A review of Overboard by Micheal Touglas
Rating *****
This is the story of two sailboats, a storm, and two men tossed overboard. The incident took place in May of 2005. The 45 foot sail boat Almeisan was sailing from Connecticut to Bermuda when it, like the other sail boat, got caught in a massive storm.
As I was reading this book, I couldn’t help but compare the experiences of the people in this story with the people in my own book 35 Miles From Shore. Now before you start criticizing me for self promoting my book in the midst of writing a review for another book, just know that it’s the first time in several hundred reviews that I’ve done this. But the fact is that there are a lot of similarities. And as I was reading I kept flashing back to interviews I had had with rescuers and crewmembers about their experiences being stranded out at sea and needing to be rescued.
As in my book, violent weather is at the root of the tragedy that befalls the Almesian. And even though this story takes place some thirty-five years after the ditching of ALM Flight 980, the rescue is eerily similar. The weather. The problems with fuel. And the added conflict of dwindling daylight.
My sailing experience is limited to sailing in a calm lake in a two person Dolphin sailboat. I don’t think I would do well sailing in open water in anything smaller than a cruise ship. I’m a pilot, but I know I would be vulnerable to sea sickness. But I can’t imagine what it would be like to have to deal with thirty-foot plus waves non-stop for two days like these guys did.
Eventually the waves prove to be too much and a decision is made to abandon ship. However, this is easier said than done in the existing conditions. In the process of launching the life raft the captain and first mate are washed overboard with only a personal flotation device (PFD) to keep them afloat. Their chances of being found by rescue crews is practically zilch.
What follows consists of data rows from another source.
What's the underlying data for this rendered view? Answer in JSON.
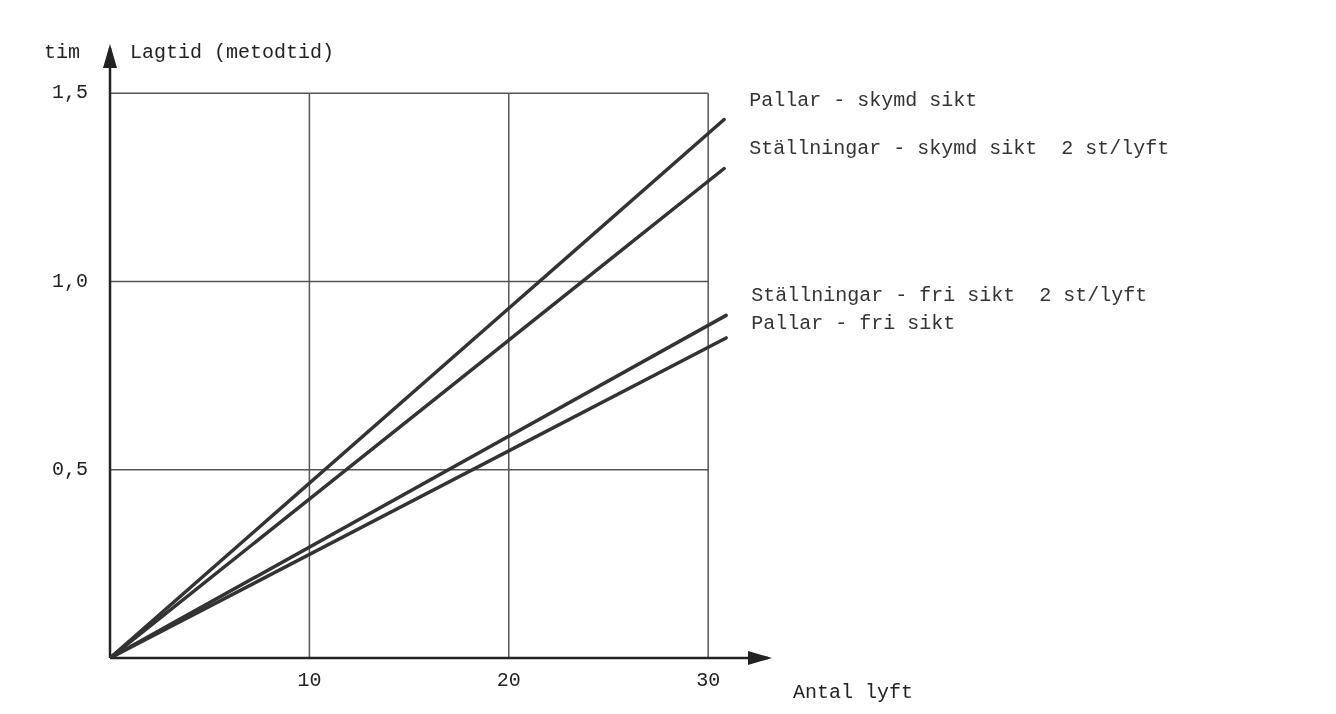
{
  "chart_data": {
    "type": "line",
    "title": "Lagtid (metodtid)",
    "ylabel": "tim",
    "xlabel": "Antal lyft",
    "xlim": [
      0,
      33
    ],
    "ylim": [
      0,
      1.62
    ],
    "xticks": [
      10,
      20,
      30
    ],
    "yticks": [
      {
        "value": 0.5,
        "label": "0,5"
      },
      {
        "value": 1.0,
        "label": "1,0"
      },
      {
        "value": 1.5,
        "label": "1,5"
      }
    ],
    "grid": true,
    "legend": false,
    "series": [
      {
        "name": "Pallar - skymd sikt",
        "color": "#333333",
        "x": [
          0,
          30.8
        ],
        "values": [
          0,
          1.43
        ]
      },
      {
        "name": "Ställningar - skymd sikt  2 st/lyft",
        "color": "#333333",
        "x": [
          0,
          30.8
        ],
        "values": [
          0,
          1.3
        ]
      },
      {
        "name": "Ställningar - fri sikt  2 st/lyft",
        "color": "#333333",
        "x": [
          0,
          30.9
        ],
        "values": [
          0,
          0.91
        ]
      },
      {
        "name": "Pallar - fri sikt",
        "color": "#333333",
        "x": [
          0,
          30.9
        ],
        "values": [
          0,
          0.85
        ]
      }
    ]
  }
}
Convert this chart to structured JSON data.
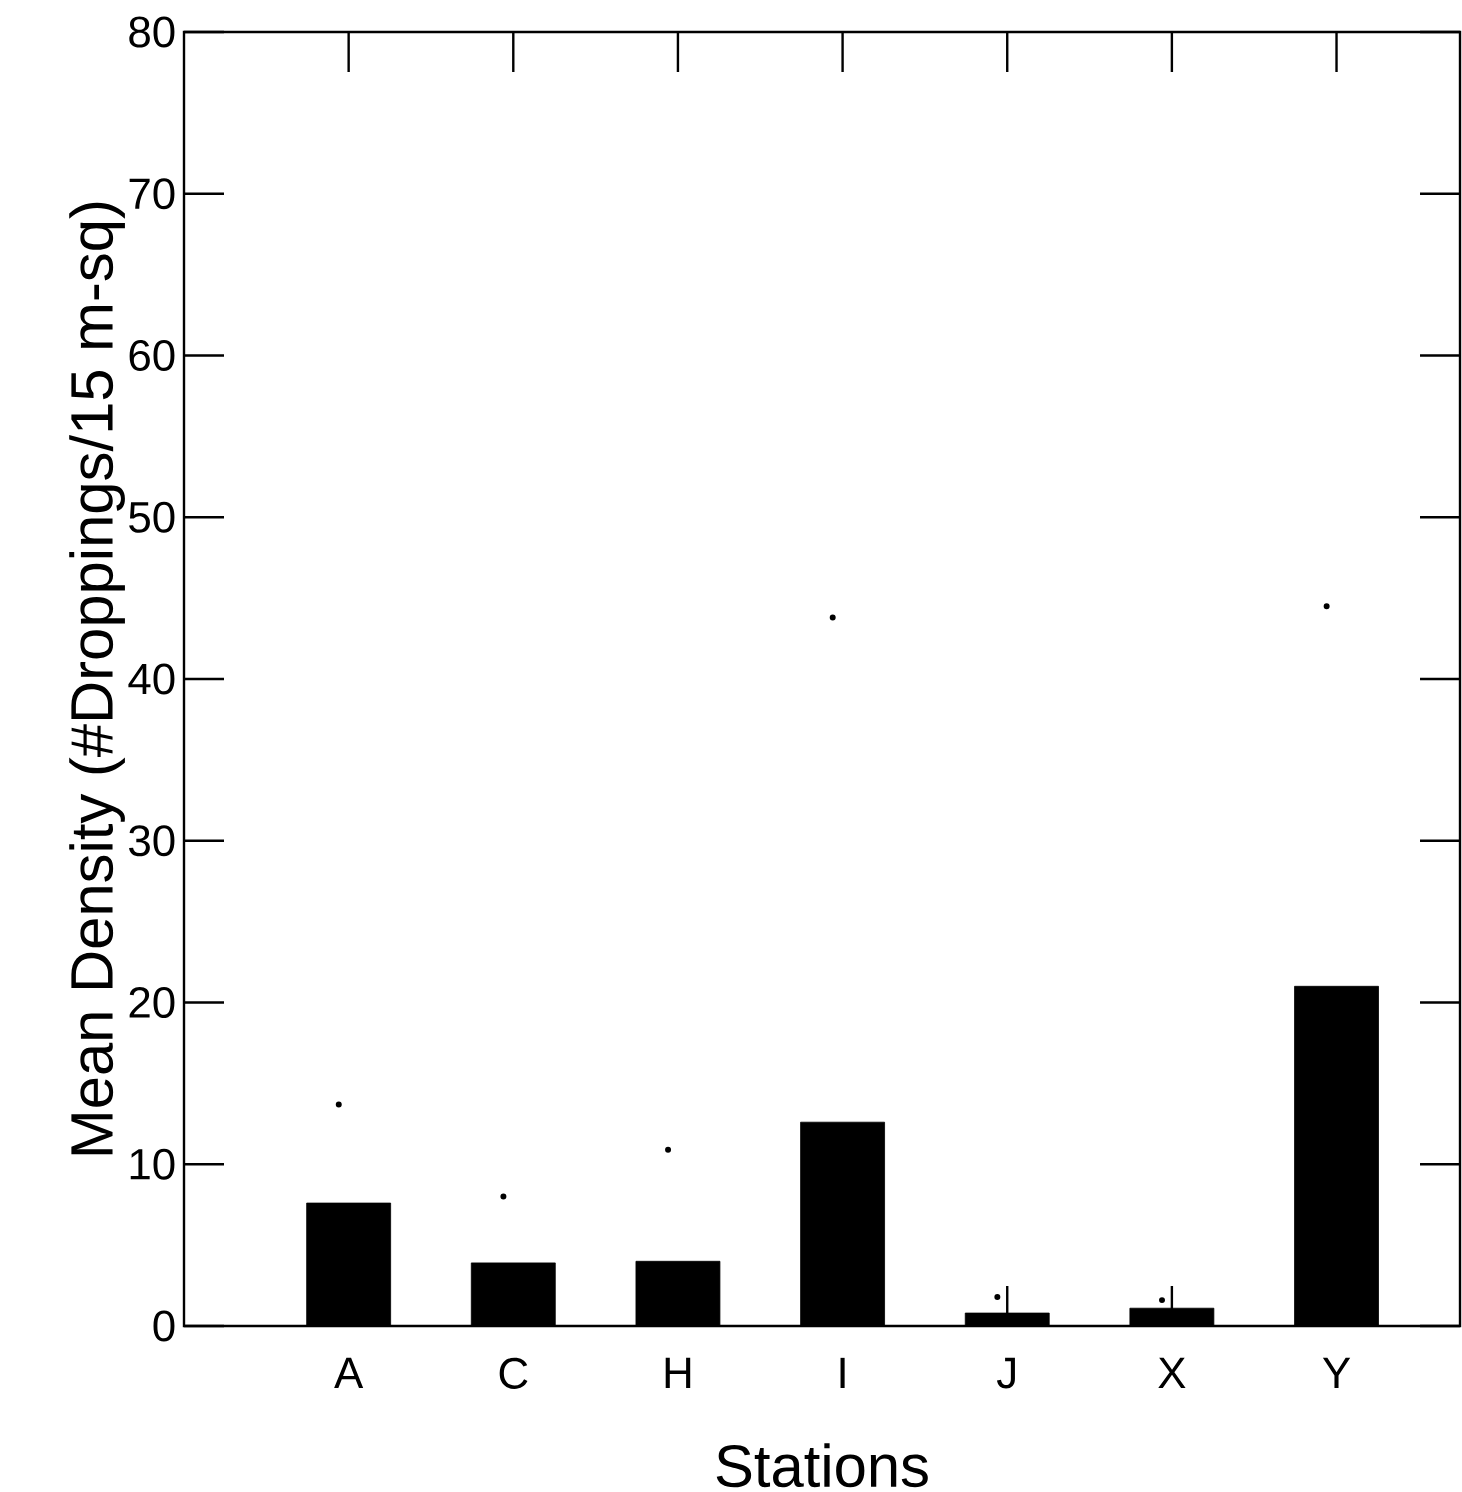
{
  "chart_data": {
    "type": "bar",
    "xlabel": "Stations",
    "ylabel": "Mean Density (#Droppings/15 m-sq)",
    "categories": [
      "A",
      "C",
      "H",
      "I",
      "J",
      "X",
      "Y"
    ],
    "series": [
      {
        "color": "#000000",
        "values": [
          7.6,
          3.9,
          4.0,
          12.6,
          0.8,
          1.1,
          21.0
        ]
      },
      {
        "type": "scatter",
        "color": "#000000",
        "x": [
          "A",
          "C",
          "H",
          "I",
          "J",
          "X",
          "Y"
        ],
        "values": [
          13.7,
          8.0,
          10.9,
          43.8,
          1.8,
          1.6,
          44.5
        ]
      }
    ],
    "ylim": [
      0,
      80
    ],
    "yticks": [
      0,
      10,
      20,
      30,
      40,
      50,
      60,
      70,
      80
    ],
    "grid": false
  }
}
A coast guardsman in the story describes it this way. “Imagine you take two coconuts and drop them in the ocean. Then fly back to land. Then fly back to where you dropped the coconuts and then try to find them. In a storm.”
The sea has taken countless sailors who have survived one calamity only to succomb to hypothermia or worst after not being found in time. There is only one way these two men could have been found. Each PFD had a strobe light. Finding two men overboard in the ocean is ten times harder than finding a needle in a haystack. But if you were looking at that haystack and noticed a sparkle or a speck of light pinpointing the exact location, well, that’s another story. That ultimately is what happened in this case. A fading light and a lot of luck.